A Closer Look at Autoimmune Diagnostics
By Dr. Jane B. Ayala, FACR and Dr. Thomas A. Rennie, FACR Board Certified in Internal Medicine and Rheumatology
When you see a rheumatologist, they will almost certainly order tests – not just to confirm a diagnosis, but to understand how your immune system is behaving and whether organs are affected. Rheumatology relies heavily on pattern recognition, and tests provide the essential clues.
While no single test definitively diagnoses most autoimmune diseases, together, these tools help rheumatologists map out the nature and severity of a patient’s condition.
Let’s go through the most common tests and what each reveals.

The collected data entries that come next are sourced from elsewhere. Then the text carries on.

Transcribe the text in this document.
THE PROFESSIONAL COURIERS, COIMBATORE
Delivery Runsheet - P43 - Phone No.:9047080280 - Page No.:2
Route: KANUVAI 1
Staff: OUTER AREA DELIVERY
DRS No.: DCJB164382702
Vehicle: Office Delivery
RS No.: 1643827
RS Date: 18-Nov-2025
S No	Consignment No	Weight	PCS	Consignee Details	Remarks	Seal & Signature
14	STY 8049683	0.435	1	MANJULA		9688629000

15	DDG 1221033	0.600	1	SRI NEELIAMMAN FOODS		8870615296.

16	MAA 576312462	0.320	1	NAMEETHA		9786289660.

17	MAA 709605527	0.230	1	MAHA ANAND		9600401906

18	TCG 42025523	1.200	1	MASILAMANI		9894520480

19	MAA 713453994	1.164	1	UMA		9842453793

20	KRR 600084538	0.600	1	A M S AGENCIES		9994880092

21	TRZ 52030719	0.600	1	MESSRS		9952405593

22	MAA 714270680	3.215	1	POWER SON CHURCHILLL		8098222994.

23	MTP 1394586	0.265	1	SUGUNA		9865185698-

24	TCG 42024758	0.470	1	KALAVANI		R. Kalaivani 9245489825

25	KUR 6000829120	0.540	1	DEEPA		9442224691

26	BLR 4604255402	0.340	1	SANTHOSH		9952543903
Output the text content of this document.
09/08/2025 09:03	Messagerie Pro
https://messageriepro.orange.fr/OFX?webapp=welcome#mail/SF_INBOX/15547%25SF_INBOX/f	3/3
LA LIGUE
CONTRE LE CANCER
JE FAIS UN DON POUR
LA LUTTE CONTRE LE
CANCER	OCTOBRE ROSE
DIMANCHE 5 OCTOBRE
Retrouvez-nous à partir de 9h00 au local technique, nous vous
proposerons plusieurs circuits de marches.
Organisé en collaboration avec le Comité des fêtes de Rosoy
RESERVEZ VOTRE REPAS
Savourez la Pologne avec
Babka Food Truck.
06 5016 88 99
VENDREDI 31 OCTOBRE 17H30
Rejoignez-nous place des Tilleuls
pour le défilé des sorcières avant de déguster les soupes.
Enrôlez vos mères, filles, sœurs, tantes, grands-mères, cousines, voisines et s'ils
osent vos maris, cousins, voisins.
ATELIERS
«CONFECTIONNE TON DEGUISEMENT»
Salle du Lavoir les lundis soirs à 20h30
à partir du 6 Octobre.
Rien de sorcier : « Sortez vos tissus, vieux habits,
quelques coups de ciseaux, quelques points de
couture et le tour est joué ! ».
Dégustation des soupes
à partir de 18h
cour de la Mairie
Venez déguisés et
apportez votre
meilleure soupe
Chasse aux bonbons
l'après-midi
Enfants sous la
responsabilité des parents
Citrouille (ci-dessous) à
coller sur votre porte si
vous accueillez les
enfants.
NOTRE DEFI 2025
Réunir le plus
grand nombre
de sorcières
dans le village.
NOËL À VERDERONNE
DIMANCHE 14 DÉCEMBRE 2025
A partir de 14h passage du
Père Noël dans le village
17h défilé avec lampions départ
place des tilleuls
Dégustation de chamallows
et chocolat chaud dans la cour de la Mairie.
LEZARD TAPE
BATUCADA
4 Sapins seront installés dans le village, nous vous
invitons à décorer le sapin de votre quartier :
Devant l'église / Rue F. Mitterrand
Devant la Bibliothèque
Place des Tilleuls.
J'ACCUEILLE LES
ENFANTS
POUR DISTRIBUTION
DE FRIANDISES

FOUNDATIONAL BLOOD TESTS & ANALYSES
Anti-nuclear antibody (ANA)
- Screens for autoantibodies targeting the nucleus of cells.
- A general indicator of autoimmune activity, but can be seen in up to 15% of normal individuals.
C-reactive protein (CRP)
- Measures an acute-phase protein from the liver.
- Elevated levels signal active inflammation in the body.
Erythrocyte sedimentation rate (ESR)
- Measures how quickly red blood cells settle in a test tube.
- An elevated ESR may indicate systemic inflammation
Complement levels (C3 and C4)
- These proteins are part of your immune defense.
- Low levels suggest active immune complex disease, such as lupu
Creatine kinase (CK)
- Measures muscle enzyme levels.
- Elevated CK can indicate muscle inflammation or damage, like in myositis.
SPECIFIC AUTOANTIBODY TESTS
These tests look for highly specific antibodies, which help pinpoint the exact autoimmune disease at play. These tests may include:
Anti-double-stranded DNA (anti-dsDNA)
- Strongly associated with systemic lupus erythematosus (SLE).
Anti-Smith antibody (anti-Sm)
- A highly specific marker for lupus.
Anti-ribonucleoprotein antibody (anti-RNP)
- Seen in mixed connective tissue disease and lupus.
Anti-Sm/RNP antibody
- Detects both Sm and RNP antibodies, helping differentiate overlapping autoimmune diseases.
Anti-Sjögren’s-syndrome-related antigen A (anti-SSA / anti-Ro)
- Associated with Sjögren’s syndrome and lupus.
- Linked to dry eyes, dry mouth, and skin rashes.
Anti-Sjögren’s-syndrome-related antigen B (anti-SSB / anti-La)
- Also linked to Sjögren’s syndrome.
- Often found alongside anti-SSA antibodies.
Rheumatoid factor (RF)
- An antibody commonly elevated in rheumatoid arthritis.
Anti-cyclic citrullinated peptide antibody (anti-CCP)
- Highly specific for rheumatoid arthritis and useful for predicting disease progression.
Anti-neutrophil cytoplasmic antibodies (ANCA)
- Associated with vasculitis and inflammatory vascular diseases.
URINE TESTS
Urinalysis
- A urinalysis may be performed in order to check for protein in the urine, which can be seen with lupus and other autoimmune diseases.
IMAGING TESTS
In addition to lab tests, your rheumatologist may order:
- X-rays to view joint damage.
- Ultrasound to detect joint inflammation.
- MRI for detailed images of soft tissues and joints.
These imaging tools help detect early structural changes even before physical symptoms worsen.
WHY SO MANY TESTS?
Autoimmune diseases often present with a variety of non-specific symptoms – joint pain, fatigue, rashes – and no single test can always tell the whole story. Rheumatologists use this broad testing approach to answer three main questions:
1. Is the immune system activated inappropriately? Tests like ANA, CRP, ESR, CK, and complement levels provide that insight.
2. What type of autoimmune process is occurring? Specific autoantibodies help narrow down the diagnosis.
3. Is there organ involvement or risk of damage? Tests like urinalysis, complement levels, and CK help detect complications.
Think of these tests as pieces of a puzzle. One by one, they help the rheumatologist see the full picture and tailor a treatment plan specific to your condition.
YOUR ROLE AS A PATIENT
Understanding these tests can empower you to ask informed questions during your appointment, and help you feel more comfortable discussing your situation and concerns with your rheumatologist.
- Why is this test being ordered?
- What do the results mean for my condition?
- Will these results change my treatment plan?
Always feel free to engage in open conversation with your rheumatologist – it’s your health, and knowledge is your best tool.
Note: This content is for educational purposes only and does not constitute, nor should it be taken as personal medical advice. Rheum Relief is not intended to diagnose, treat, cure, or prevent any disease. Always consult a qualified healthcare provider for medical guidance.